I would have preferred to get BLANK done, but I didn’t. I hope to do BLANK next time.
The reason I like this paradigm of thinking and the reason I write about this is because of a few reasons:
(1) In my recent studies of the brain, I’ve learned that your brain makes little, if any, distinction between thought and action. As in, your thoughts really do matter when it comes to your experience of the world. Your thoughts can actually shape your experience and interpretation of the world. AKA: How I think influences how I act. This is a big deal.
(2) The person who came up with this paradigm of thinking was some hot shot psychologist or psychiatrist* who noticed that when we approach tasks with a “have to” attitude, we either approach it and finish it begrudgingly, or we approach it begrudgingly and then don’t finish.
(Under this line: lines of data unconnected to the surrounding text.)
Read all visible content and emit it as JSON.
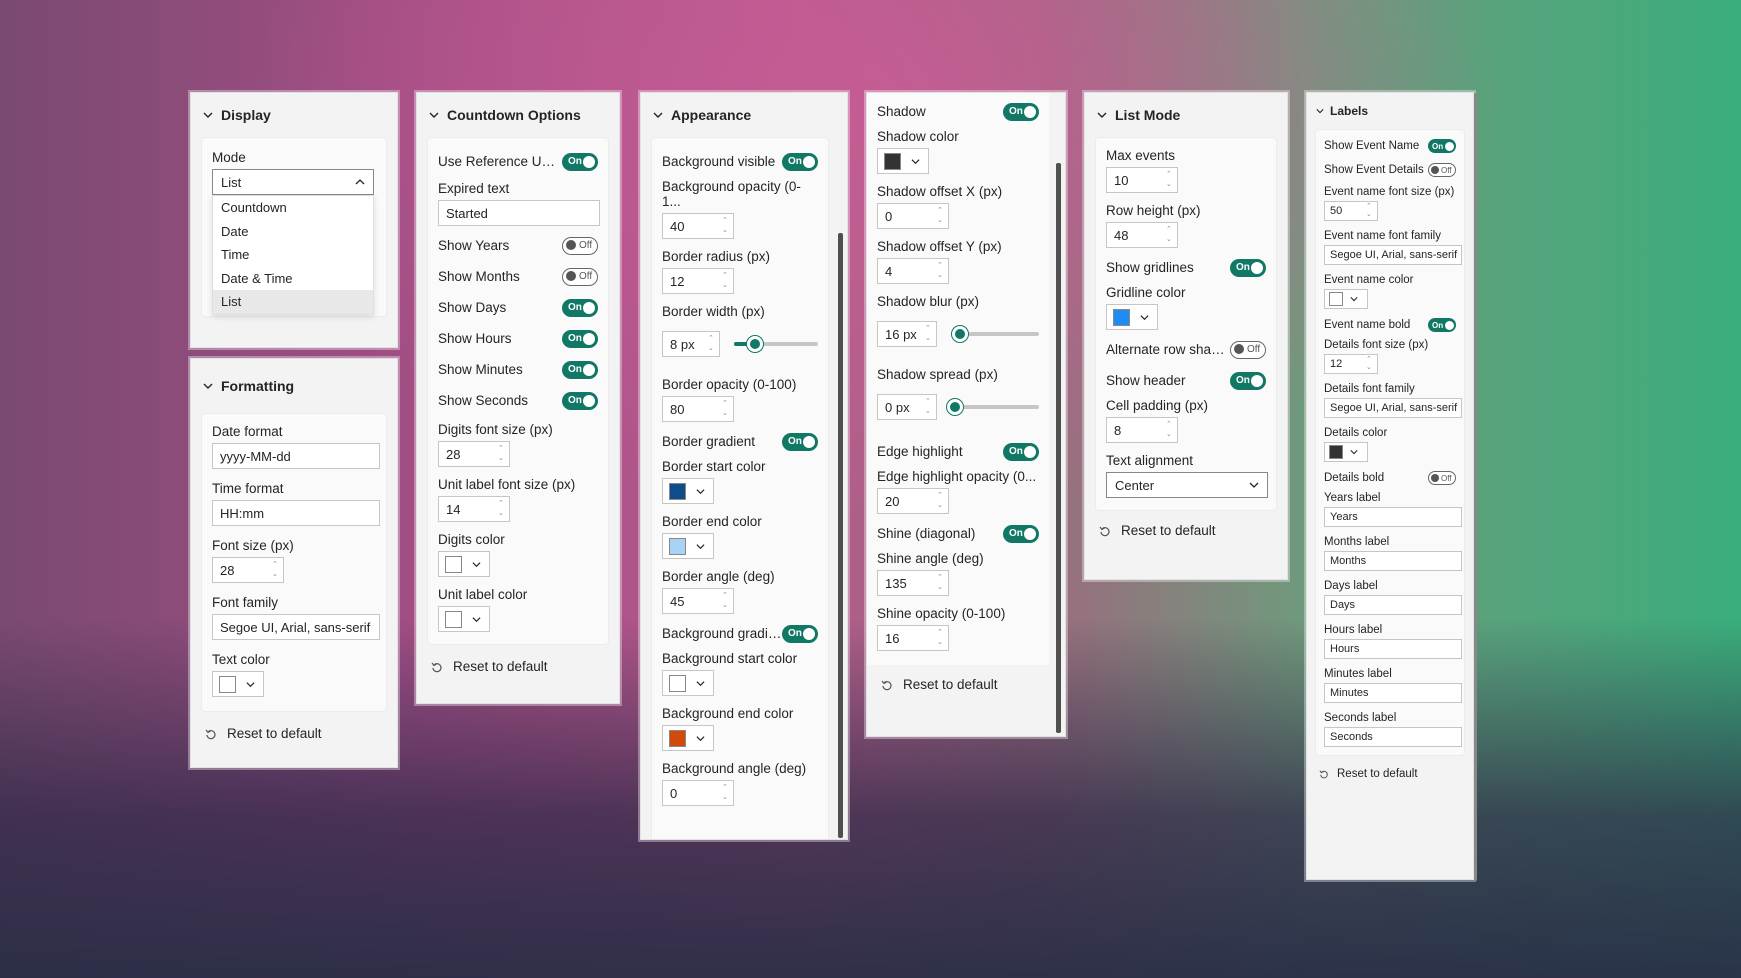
{
  "display": {
    "title": "Display",
    "mode_label": "Mode",
    "mode_value": "List",
    "mode_options": [
      "Countdown",
      "Date",
      "Time",
      "Date & Time",
      "List"
    ]
  },
  "formatting": {
    "title": "Formatting",
    "date_format_label": "Date format",
    "date_format_value": "yyyy-MM-dd",
    "time_format_label": "Time format",
    "time_format_value": "HH:mm",
    "font_size_label": "Font size (px)",
    "font_size_value": "28",
    "font_family_label": "Font family",
    "font_family_value": "Segoe UI, Arial, sans-serif",
    "text_color_label": "Text color",
    "text_color": "#ffffff",
    "reset": "Reset to default"
  },
  "countdown": {
    "title": "Countdown Options",
    "use_ref_label": "Use Reference UTC ...",
    "expired_label": "Expired text",
    "expired_value": "Started",
    "toggles": [
      {
        "label": "Show Years",
        "state": "Off"
      },
      {
        "label": "Show Months",
        "state": "Off"
      },
      {
        "label": "Show Days",
        "state": "On"
      },
      {
        "label": "Show Hours",
        "state": "On"
      },
      {
        "label": "Show Minutes",
        "state": "On"
      },
      {
        "label": "Show Seconds",
        "state": "On"
      }
    ],
    "digits_font_label": "Digits font size (px)",
    "digits_font_value": "28",
    "unit_font_label": "Unit label font size (px)",
    "unit_font_value": "14",
    "digits_color_label": "Digits color",
    "unit_color_label": "Unit label color",
    "reset": "Reset to default"
  },
  "appearance": {
    "title": "Appearance",
    "bg_visible_label": "Background visible",
    "bg_opacity_label": "Background opacity (0-1...",
    "bg_opacity_value": "40",
    "border_radius_label": "Border radius (px)",
    "border_radius_value": "12",
    "border_width_label": "Border width (px)",
    "border_width_value": "8 px",
    "border_width_level": 0.25,
    "border_opacity_label": "Border opacity (0-100)",
    "border_opacity_value": "80",
    "border_gradient_label": "Border gradient",
    "border_start_label": "Border start color",
    "border_start_color": "#0f4c8a",
    "border_end_label": "Border end color",
    "border_end_color": "#a9d3f5",
    "border_angle_label": "Border angle (deg)",
    "border_angle_value": "45",
    "bg_gradient_label": "Background gradient",
    "bg_start_label": "Background start color",
    "bg_start_color": "#ffffff",
    "bg_end_label": "Background end color",
    "bg_end_color": "#d24a0a",
    "bg_angle_label": "Background angle (deg)",
    "bg_angle_value": "0"
  },
  "shadow": {
    "shadow_label": "Shadow",
    "shadow_color_label": "Shadow color",
    "shadow_color": "#333333",
    "offset_x_label": "Shadow offset X (px)",
    "offset_x_value": "0",
    "offset_y_label": "Shadow offset Y (px)",
    "offset_y_value": "4",
    "blur_label": "Shadow blur (px)",
    "blur_value": "16 px",
    "blur_level": 0.1,
    "spread_label": "Shadow spread (px)",
    "spread_value": "0 px",
    "spread_level": 0.0,
    "edge_label": "Edge highlight",
    "edge_opacity_label": "Edge highlight opacity (0...",
    "edge_opacity_value": "20",
    "shine_label": "Shine (diagonal)",
    "shine_angle_label": "Shine angle (deg)",
    "shine_angle_value": "135",
    "shine_opacity_label": "Shine opacity (0-100)",
    "shine_opacity_value": "16",
    "reset": "Reset to default"
  },
  "listmode": {
    "title": "List Mode",
    "max_events_label": "Max events",
    "max_events_value": "10",
    "row_height_label": "Row height (px)",
    "row_height_value": "48",
    "gridlines_label": "Show gridlines",
    "gridline_color_label": "Gridline color",
    "gridline_color": "#1e8cf0",
    "alt_row_label": "Alternate row shadi...",
    "show_header_label": "Show header",
    "cell_padding_label": "Cell padding (px)",
    "cell_padding_value": "8",
    "text_align_label": "Text alignment",
    "text_align_value": "Center",
    "reset": "Reset to default"
  },
  "labels": {
    "title": "Labels",
    "show_event_name_label": "Show Event Name",
    "show_event_details_label": "Show Event Details",
    "event_font_size_label": "Event name font size (px)",
    "event_font_size_value": "50",
    "event_font_family_label": "Event name font family",
    "event_font_family_value": "Segoe UI, Arial, sans-serif",
    "event_color_label": "Event name color",
    "event_color": "#ffffff",
    "event_bold_label": "Event name bold",
    "details_font_size_label": "Details font size (px)",
    "details_font_size_value": "12",
    "details_font_family_label": "Details font family",
    "details_font_family_value": "Segoe UI, Arial, sans-serif",
    "details_color_label": "Details color",
    "details_color": "#333333",
    "details_bold_label": "Details bold",
    "years_label": "Years label",
    "years_value": "Years",
    "months_label": "Months label",
    "months_value": "Months",
    "days_label": "Days label",
    "days_value": "Days",
    "hours_label": "Hours label",
    "hours_value": "Hours",
    "minutes_label": "Minutes label",
    "minutes_value": "Minutes",
    "seconds_label": "Seconds label",
    "seconds_value": "Seconds",
    "reset": "Reset to default"
  },
  "toggle_on": "On",
  "toggle_off": "Off"
}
And then we automatically feel like big, fat losers. We feel more motivated when we feel like we are choosing, rather than “having to”.
*Sorry-I don’t remember his name. (“I wish I could remember it, but I don’t.”)
(3) I can, at times, be extraordinarily hard on myself.
Perhaps my weakness in humility is not how I approach others or how I believe others view me, but how I form attitudes about myself.
Though I do, much of the time, love who I am and praise who I am (in a way that I hope is honest and healthy), there are so many other times when I drop all of those feelings, and replace them with really bad ones, like “Woman, you suck,” and not in the joking HA HA HA HA, I just slipped down the stairs and rug-burned my butt kind of way. But like, genuine, “You happen to be failing in life” kinda way.
What does it mean to say I genuinely love myself one day and the next day define myself by how much I get done, or rather, how much I don’t get done? Perhaps our love for others is most evident when they disappoint us–after they’ve hurt us, acted immaturely, foolishly, or even, spitefully. The same, I think, applies to ourselves. How we treat/feel/think about ourselves when we’ve really, full-blown, outright, supremely disappointed ourselves.
Sometimes I disappoint myself. But the key is to learn from that disappointment (Why? What could I do better next time?), not smash it against my head over and over again until I’m coughing or gagging or gasping for air, metaphorically speaking. (Okay, that’s kind of an exaggeration.) These things are all obvious. But I’m still learning, people, so bear with me.
Or perhaps, the key is to give myself a break and then think about other, more important things. Like autumn. Future babies. My wildly beautiful family.